HOW ONE WASHINGTON TERRITORIAL JUSTICE EXPLOITED HIS NETWORKS TO INFLUENCE THE REGION’S LEGAL AND SOCIAL HISTORY

“Perhaps the single most enlightening takeaway for me was the stark contrast between the legal landscape of Fitzhugh’s time and that of my own. No current judge would even consider hearing, on appeal, a case over which they had presided as the trial judge…an entertaining and educational read.”—Chuck Snyder, retired Whatcom County Superior Court Judge

Along with his privileged education, Edmund C. Fitzhugh was deeply shaped by his Virginia family’s history and ethics. “From the moment Fitzhugh’s tall leather boots struck the mud flats in front of the Roeder-Peabody Mill in 1854, the effects of the charismatic man on the infant community and Washington Territory were wide, and for some people, destructive,” says Candace A. Wellman, author of the new book, Man of Treacherous Charm: Territorial Justice Edmund C. Fitzhugh, the first full biography of a Washington Territory justice. His life offers insights into the people, politics, and legal practices—vastly different from today—of the territory and 19th century American West. “Fitzhugh was appointed to the federal bench while under indictment for murder. He made measured judicial decisions, helped organize the early Democratic Party machine in California and Washington, helped run a national presidential campaign, and fought heroically in the Civil War.
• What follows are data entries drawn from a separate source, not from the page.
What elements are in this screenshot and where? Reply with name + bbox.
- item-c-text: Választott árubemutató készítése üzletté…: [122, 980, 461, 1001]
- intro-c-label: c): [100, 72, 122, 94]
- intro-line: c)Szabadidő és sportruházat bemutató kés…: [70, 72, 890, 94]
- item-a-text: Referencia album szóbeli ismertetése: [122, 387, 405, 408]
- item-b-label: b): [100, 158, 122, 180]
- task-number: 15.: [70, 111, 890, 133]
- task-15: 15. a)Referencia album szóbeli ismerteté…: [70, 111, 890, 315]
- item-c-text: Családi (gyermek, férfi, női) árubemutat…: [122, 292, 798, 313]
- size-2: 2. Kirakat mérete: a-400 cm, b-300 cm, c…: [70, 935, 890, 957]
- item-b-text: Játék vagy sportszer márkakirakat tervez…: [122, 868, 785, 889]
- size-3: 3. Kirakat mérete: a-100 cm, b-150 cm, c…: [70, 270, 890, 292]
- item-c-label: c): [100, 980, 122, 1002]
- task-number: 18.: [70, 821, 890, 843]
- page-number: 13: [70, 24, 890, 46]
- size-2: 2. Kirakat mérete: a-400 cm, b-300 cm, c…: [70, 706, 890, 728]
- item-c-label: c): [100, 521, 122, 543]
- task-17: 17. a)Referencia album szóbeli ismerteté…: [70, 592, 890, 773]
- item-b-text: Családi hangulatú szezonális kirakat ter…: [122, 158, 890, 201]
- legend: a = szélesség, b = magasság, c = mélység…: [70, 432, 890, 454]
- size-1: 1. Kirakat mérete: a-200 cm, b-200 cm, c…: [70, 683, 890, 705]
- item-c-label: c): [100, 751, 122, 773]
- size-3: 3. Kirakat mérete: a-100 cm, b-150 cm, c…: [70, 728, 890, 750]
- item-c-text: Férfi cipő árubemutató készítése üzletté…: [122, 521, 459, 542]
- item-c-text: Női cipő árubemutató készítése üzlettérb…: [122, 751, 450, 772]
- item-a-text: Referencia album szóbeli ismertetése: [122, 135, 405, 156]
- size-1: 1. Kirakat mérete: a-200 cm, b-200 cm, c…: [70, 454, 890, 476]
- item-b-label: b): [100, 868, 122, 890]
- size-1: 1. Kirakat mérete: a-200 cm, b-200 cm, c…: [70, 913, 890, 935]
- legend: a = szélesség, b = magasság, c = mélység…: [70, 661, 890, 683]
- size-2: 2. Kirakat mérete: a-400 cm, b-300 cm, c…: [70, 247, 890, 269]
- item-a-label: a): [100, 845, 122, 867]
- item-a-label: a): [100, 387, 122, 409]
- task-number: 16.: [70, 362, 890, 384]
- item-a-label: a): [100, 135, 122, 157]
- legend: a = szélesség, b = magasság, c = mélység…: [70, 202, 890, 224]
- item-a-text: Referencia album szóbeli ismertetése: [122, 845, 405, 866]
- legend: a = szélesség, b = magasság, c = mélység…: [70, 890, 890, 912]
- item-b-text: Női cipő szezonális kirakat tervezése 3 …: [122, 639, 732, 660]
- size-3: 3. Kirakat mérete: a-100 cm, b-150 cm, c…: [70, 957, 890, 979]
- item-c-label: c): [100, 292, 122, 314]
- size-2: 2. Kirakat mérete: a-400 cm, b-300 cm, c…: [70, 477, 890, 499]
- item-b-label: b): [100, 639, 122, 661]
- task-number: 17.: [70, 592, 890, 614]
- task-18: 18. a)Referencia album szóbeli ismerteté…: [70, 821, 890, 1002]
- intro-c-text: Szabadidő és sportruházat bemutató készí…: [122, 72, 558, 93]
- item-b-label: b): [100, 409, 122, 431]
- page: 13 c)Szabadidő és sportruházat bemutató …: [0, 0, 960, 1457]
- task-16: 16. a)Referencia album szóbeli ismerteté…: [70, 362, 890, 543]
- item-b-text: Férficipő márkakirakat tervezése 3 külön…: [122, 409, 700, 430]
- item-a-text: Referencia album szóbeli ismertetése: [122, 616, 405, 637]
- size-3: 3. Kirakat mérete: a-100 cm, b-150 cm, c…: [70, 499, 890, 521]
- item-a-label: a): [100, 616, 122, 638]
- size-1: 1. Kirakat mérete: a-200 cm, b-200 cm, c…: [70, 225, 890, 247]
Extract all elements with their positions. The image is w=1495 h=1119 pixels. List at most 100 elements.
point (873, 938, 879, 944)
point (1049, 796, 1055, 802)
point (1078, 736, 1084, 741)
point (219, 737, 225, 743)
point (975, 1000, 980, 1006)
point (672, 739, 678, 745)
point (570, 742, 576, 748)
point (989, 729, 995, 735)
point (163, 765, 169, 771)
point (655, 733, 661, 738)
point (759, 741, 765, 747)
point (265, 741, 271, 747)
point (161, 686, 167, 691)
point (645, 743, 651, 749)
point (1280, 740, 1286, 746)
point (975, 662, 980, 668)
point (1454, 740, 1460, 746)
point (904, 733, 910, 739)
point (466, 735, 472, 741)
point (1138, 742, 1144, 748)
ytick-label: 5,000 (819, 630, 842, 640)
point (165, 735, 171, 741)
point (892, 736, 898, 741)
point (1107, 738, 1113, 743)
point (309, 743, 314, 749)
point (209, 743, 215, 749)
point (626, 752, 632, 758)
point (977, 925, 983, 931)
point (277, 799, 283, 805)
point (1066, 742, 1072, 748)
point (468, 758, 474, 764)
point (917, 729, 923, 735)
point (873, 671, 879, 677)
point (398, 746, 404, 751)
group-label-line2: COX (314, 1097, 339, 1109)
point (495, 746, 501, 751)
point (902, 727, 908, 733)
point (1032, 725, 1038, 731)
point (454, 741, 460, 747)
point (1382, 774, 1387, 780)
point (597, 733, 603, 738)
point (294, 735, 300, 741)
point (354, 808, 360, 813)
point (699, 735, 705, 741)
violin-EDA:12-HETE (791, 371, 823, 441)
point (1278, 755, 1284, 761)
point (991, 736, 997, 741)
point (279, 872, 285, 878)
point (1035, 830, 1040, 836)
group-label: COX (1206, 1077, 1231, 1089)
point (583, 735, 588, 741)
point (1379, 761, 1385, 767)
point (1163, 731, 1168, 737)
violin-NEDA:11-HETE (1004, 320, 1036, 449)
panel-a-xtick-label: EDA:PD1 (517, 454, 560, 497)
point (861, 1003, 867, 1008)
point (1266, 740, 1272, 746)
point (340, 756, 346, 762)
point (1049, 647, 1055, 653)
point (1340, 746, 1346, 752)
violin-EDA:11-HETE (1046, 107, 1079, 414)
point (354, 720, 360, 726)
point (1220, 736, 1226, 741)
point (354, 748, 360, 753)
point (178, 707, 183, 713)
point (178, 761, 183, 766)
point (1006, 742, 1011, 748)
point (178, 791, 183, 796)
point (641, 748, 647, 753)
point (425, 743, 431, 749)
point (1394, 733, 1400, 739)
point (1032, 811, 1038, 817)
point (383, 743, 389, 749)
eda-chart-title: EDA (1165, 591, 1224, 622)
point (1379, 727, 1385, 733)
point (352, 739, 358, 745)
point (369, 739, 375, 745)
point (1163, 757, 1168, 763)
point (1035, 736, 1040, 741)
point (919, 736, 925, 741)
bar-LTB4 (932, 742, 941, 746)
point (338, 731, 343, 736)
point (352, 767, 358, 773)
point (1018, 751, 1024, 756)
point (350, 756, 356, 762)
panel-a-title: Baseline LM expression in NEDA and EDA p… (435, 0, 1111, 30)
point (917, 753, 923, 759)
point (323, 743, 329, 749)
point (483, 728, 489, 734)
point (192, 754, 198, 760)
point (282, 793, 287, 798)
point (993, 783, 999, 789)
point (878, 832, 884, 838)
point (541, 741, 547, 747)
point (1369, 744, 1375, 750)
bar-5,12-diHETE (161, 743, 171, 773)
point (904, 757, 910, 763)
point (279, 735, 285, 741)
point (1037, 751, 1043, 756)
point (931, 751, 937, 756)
And yet he died alone in a dingy hotel,” she adds.

Wellman’s interest in Fitzhugh began while she volunteered at the Washington State Archives and started to research her first book about indigenous womens’ roles in early Pacific Northwest history. One of the women married Fitzhugh, and Wellman noted his influence on the region’s legal and social history, along with his participation in important events in gold rush era San Francisco and Civil War Virginia. She decided to tell his story, traveling to Virginia to conduct research in Fitzhugh’s hometown and state repositories, as well as to the National Archives, San Francisco’s library, and multiple Washington State collections. Across two decades, she worked with dozens of collaborators.

Born into a wealthy, slave-owning colonial Virginia clan, Fitzhugh learned to focus on accumulating wealth and power. Following his West Point expulsion, he became a small-town lawyer and legislator before seeking fortune in San Francisco, where he associated with prominent attorneys and California Democrats. After coal was discovered in Washington Territory, a newly formed syndicate sent Fitzhugh north to open and manage a Bellingham Bay coal mine, and to sway that region’s Democrats. Elected Whatcom County’s first auditor, he used his position as the territory’s largest employer to benefit himself and the mine. He married two important indigenous women who brought their own kind of wealth and influence. He also exploited family, personal, and political networks to become the first local Indian agent during the Treaty War, a military aide to Governor Isaac Stevens, a district and supreme court justice, and a member of Brigadier General Eppa Hunton’s Civil War staff. After Fitzhugh kidnapped his two children and sent them to a distant white family, his indigenous wives deserted him. Two later marriages to women from prominent colonial families also did not last.